Haltungswechsel
Ein Mann will ein Bild aufhängen. Den Nagel hat er, nicht aber den Hammer. Der Nachbar hat einen. Also beschließt unser Mann, hinüberzugehen und ihn auszuborgen. Doch da kommt ihm ein Zweifel: Was, wenn der Nachbar mir den Hammer nicht leihen will? Gestern schon grüßte er mich nur so flüchtig. Vielleicht war er in Eile. Aber vielleicht war die Eile nur vorgeschützt, und er hat etwas gegen mich. Und was? Ich habe ihm nichts angetan; der bildet sich da etwas ein. Wenn jemand von mir ein Werkzeug borgen wollte, ich gäbe es ihm sofort. Und warum er nicht? Wie kann man einem Mitmenschen einen so einfachen Gefallen abschlagen? Leute wie dieser Kerl vergiften einem das Leben. Und dann bildet er sich noch ein, ich sei auf ihn angewiesen. Bloß weil er einen Hammer hat. Jetzt reicht´s mir wirklich.- Und so stürmt er hinüber, läutet, der Nachbar öffnet, doch noch bevor er „Guten Tag“, sagen kann, schreit ihn unser Mann an: „Behalten Sie sich Ihren Hammer, Sie Rüpel!“
Kennen Sie diese Geschichte mit dem Hammer, die uns Paul Watzlawick in seinem Bestseller „Anleitung zum Unglücklichsein“ erzählt? Muss nicht sein. Aber wir kennen vielleicht ähnliche Geschichten aus unserem Alltag, mit denen wir uns unglücklich machen, weil wir die Welt aus einer ganz eigenwilligen Perspektive sehen.
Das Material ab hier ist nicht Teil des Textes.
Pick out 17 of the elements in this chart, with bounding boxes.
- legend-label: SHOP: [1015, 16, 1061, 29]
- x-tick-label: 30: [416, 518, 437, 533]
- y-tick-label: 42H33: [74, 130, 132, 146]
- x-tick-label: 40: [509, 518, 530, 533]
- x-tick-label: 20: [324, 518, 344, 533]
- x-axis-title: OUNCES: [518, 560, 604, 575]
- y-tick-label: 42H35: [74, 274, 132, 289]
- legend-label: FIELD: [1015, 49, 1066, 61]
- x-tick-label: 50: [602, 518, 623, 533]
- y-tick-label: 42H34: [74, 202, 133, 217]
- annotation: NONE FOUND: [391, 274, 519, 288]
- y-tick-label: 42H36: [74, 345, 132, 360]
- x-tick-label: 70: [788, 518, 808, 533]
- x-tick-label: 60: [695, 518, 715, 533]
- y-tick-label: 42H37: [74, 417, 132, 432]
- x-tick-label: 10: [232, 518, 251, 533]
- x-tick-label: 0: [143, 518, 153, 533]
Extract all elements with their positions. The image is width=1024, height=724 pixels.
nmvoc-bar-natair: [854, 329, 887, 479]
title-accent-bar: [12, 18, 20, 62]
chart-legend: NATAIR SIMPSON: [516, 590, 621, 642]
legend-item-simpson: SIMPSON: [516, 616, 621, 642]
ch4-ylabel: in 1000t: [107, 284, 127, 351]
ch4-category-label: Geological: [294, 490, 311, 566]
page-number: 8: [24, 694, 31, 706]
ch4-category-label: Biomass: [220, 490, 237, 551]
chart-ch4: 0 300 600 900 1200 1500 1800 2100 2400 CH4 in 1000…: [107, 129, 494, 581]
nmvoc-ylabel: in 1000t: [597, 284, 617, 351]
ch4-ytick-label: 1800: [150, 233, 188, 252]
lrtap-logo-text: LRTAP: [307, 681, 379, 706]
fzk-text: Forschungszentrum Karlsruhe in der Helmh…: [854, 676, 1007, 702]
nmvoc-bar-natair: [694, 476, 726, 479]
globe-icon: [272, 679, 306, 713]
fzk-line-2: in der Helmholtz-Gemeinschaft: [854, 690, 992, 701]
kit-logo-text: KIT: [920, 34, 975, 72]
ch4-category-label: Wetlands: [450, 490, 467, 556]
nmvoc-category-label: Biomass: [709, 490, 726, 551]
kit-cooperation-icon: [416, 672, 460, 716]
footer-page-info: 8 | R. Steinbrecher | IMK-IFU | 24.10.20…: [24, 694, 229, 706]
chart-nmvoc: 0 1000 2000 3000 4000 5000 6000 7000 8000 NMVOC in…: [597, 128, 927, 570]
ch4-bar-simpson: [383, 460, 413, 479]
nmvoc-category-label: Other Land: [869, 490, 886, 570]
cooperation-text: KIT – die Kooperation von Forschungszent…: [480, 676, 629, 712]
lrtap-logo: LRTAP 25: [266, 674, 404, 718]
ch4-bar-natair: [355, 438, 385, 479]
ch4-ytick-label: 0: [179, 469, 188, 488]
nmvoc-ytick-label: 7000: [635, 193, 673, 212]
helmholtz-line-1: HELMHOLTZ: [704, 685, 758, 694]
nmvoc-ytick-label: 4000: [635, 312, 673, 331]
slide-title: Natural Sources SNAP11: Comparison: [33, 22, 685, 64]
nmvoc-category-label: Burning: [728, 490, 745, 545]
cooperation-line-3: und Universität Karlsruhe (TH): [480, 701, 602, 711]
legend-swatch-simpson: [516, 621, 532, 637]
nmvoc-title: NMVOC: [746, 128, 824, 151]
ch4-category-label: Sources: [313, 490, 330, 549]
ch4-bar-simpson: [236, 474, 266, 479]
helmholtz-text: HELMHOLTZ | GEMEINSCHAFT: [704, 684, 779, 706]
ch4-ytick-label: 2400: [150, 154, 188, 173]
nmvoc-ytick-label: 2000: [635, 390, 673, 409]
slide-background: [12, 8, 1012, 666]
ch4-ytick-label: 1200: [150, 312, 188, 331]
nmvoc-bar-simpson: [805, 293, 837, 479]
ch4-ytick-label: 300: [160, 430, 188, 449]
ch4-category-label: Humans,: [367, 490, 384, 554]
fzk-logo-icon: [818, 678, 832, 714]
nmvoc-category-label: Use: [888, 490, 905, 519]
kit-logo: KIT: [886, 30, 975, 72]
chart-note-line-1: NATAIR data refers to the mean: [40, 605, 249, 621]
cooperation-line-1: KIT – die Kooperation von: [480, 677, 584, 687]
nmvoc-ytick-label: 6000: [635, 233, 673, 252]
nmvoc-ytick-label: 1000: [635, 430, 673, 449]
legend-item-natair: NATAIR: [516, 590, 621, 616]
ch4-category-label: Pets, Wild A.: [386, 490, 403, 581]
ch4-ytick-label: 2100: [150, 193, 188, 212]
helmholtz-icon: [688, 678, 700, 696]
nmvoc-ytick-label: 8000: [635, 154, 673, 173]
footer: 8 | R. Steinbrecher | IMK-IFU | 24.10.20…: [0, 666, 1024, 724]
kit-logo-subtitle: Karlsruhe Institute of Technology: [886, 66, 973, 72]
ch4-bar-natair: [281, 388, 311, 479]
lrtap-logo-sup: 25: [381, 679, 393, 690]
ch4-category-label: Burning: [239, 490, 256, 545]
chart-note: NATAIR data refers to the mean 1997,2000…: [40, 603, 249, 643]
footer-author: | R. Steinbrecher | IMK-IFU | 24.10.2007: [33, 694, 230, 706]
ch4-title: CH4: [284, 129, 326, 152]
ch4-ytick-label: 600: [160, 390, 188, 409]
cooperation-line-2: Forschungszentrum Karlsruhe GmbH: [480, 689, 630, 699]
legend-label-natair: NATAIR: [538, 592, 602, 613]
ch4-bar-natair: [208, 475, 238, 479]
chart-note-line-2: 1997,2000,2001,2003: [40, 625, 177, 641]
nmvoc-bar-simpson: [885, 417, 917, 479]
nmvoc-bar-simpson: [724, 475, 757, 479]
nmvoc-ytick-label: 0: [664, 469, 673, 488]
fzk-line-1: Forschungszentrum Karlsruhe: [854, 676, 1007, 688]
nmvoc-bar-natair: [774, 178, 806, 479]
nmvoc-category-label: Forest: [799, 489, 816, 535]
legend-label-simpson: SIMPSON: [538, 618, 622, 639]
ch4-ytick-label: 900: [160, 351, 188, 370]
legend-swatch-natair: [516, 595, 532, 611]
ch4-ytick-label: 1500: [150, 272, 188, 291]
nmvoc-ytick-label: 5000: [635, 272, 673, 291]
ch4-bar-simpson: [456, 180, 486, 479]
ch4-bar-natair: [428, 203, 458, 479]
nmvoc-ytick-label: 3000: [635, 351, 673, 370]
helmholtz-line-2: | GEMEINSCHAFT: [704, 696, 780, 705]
Im heutigen Evangelium kommen mir die Verwandten und Nachbarn Jesu genauso vor wie der Mann ohne Hammer. Zuerst begeistert, doch dann nagen Zweifel an ihnen. Diesen Jesus kennen wir doch…
Für mich ist die heutige Evangelienstelle wie ein Spiegel, in dem ich die Geschichte meiner eigenen Zweifel wiedererkennen kann. Gerade, wenn mir ein tiefes Vertrauen in die Gegenwart Gottes geschenkt wird, beginnen früher oder später ganz eigenwillige Gedanken, Ideen und Hirngespinste in meinem Inneren herum zu spuken. Dann kommen mir die Zweifel, ob ich mir das nicht alles einbilde mit der Führung Gottes und seiner Fürsorge. Dann denke ich mir, dass ich schon von klein auf durch den Glauben beeinflusst worden bin von meinen Eltern, Lehrerinnen, vom Pfarrer und anderen Wohlmeinenden, die es auch nicht besser wussten. Liebt mich Gott wirklich? Wie und wann kann ich das spüren oder erfahren? Oder hätte ich das nur gerne? Ich bleibe dann ganz eng auf mich selbst bezogen und bin blind und taub für die größere Wirklichkeit um mich, genauso wie die Verwandten und Nachbarn Jesu oder der Mann ohne Hammer.
Aber das heutige Evangelium gibt uns die Lösung in die Hand diesem verzerrten Spiegelbild nicht mehr zu trauen. Jesus lässt sich vom aufgebrachten Mob nicht ins Bockshorn jagen. Er lässt sich auf keine Diskussionen mehr ein, sondern es heißt: Er aber schritt mitten durch sie hindurch und ging weg. Lk 4, 30
Eine Haltung, die uns immer wieder Mut machen kann. Wenn diese unseligen Gedanken kommen, die uns nicht mehr schlafen lassen und uns verführen, schauen wir auf diesen Jesus. Der dreht sich um und geht mitten durch die tobende Menge und verabschiedet sich. Er geht einfach! Geht das? Geht das wirklich?
Probieren wir es aus! Vielleicht wird gerade darin die Größe der Liebe sichtbar, die uns heute Paulus in der Lesung besungen hat und die er selbst erfahren hat vor Damaskus und immer wieder in seinem Wanderleben als Weltmissionar. AMEN!